Imam Samudra, Amrozi Nurhasyim and Ali Ghufron (Mukhlas) were killed by firing squad at 0015 (1715 GMT on Saturday).
They were found guilty of planning twin attacks on nightclubs at the resort of Kuta, popular with Western tourists.
Security forces are on alert across the country amid fears of reprisal attacks.
Australia, which lost 88 of its citizens in the attacks, has issued a warning against travel to the country. Britain and the US have done likewise.
The BBC's Lucy Williamson, in Cilacap, near the prison, says the executions took place in darkness surrounded by forest and a handful of witnesses.
Prison officials, who said an autopsy had been carried out, and Haji Chozin, the brother of Amrozi and Mukhlas, confirmed the deaths.
After being washed by their families, the bodies of Mukhlas and Amrozi were flown by helicopter to their home village of Tenggulan in East Java for burial.
Samudra's body was flown to Serang in West Java.
Members of radical groups gathered, along with onlookers, in both villages to meet the bodies as they arrived.
A banner saying "welcome martyrs" was on display at the cemetery where the brothers were to be buried, reported Reuters.
There were also reports of clashes in Tenggulan between hundreds of police and supporters who had surged towards the ambulances carrying the bodies.
Foreign journalists were verbally abused as "infidels".
But the deaths will not evoke much sympathy in Indonesia, where most people supported the sentence and believed the executions should have been carried out much sooner, our correspondent says.
Officials had said the three would be shot in early November but no date had been announced in advance.
Supporters and police clash as coffins are carried through Lamongan
Australian Foreign Minister Stephen Smith said it was "not a day that fills us with any joy or with any celebration" and that his thoughts were with the victims' families.
He warned that Australia continued to receive "credible information that terrorists may be planning attacks in Indonesia".
Prime Minister Kevin Rudd said hundreds of lives had been "fundamentally changed by that murder, so it is those lives we think about today".
Victims and family members have also responded to the news.
"They had to pay the ultimate price for what they did," said Peter Hughes, who suffered severe burns in the attacks. "These guys set about mass murder."
Wayan Rasmi, a Balinese woman whose husband's body was never found following the attacks, said the executions would let her put the past behind her.
"I hope there will not be any revenge from their families and supporters," she said.
The bombings were blamed on the militant group Jemaah Islamiah, widely regarded as a regional affiliate of the al-Qaeda network, but several key suspects have never been caught.

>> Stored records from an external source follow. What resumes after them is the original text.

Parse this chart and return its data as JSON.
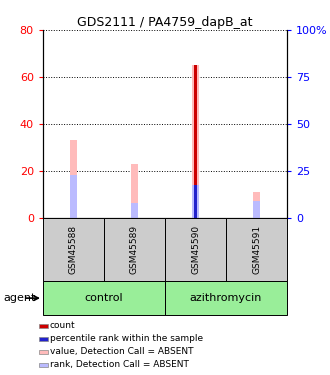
{
  "title": "GDS2111 / PA4759_dapB_at",
  "samples": [
    "GSM45588",
    "GSM45589",
    "GSM45590",
    "GSM45591"
  ],
  "pink_values": [
    33,
    23,
    65,
    11
  ],
  "lightblue_values": [
    18,
    6,
    14,
    7
  ],
  "red_value": 65,
  "red_index": 2,
  "darkblue_value": 14,
  "darkblue_index": 2,
  "left_ylim": [
    0,
    80
  ],
  "right_ylim": [
    0,
    100
  ],
  "left_yticks": [
    0,
    20,
    40,
    60,
    80
  ],
  "right_yticks": [
    0,
    25,
    50,
    75,
    100
  ],
  "right_yticklabels": [
    "0",
    "25",
    "50",
    "75",
    "100%"
  ],
  "color_red": "#cc0000",
  "color_blue": "#2222cc",
  "color_pink": "#ffbbbb",
  "color_lightblue": "#bbbbff",
  "color_green": "#99ee99",
  "color_gray": "#cccccc",
  "group_label": "agent",
  "groups": [
    {
      "label": "control",
      "start": 0,
      "end": 1
    },
    {
      "label": "azithromycin",
      "start": 2,
      "end": 3
    }
  ],
  "legend_items": [
    {
      "color": "#cc0000",
      "label": "count"
    },
    {
      "color": "#2222cc",
      "label": "percentile rank within the sample"
    },
    {
      "color": "#ffbbbb",
      "label": "value, Detection Call = ABSENT"
    },
    {
      "color": "#bbbbff",
      "label": "rank, Detection Call = ABSENT"
    }
  ]
}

None of the executed men had ever expressed remorse for the attacks, only saying they regretted that Muslims had been killed.
They also said they were keen to be "martyrs" for their dream of creating a South-east Asian caliphate.
However, they made several appeals for leniency and also filed an unsuccessful appeal to be executed by beheading rather that face a firing squad.
They said beheading was a more humane and Islamic form of execution and that being shot amounted to torture.
Correspondents say that while executing the men has sent a strong message, it could also put the country's hard-won security at risk if it inspires other extremists to carry out similar acts.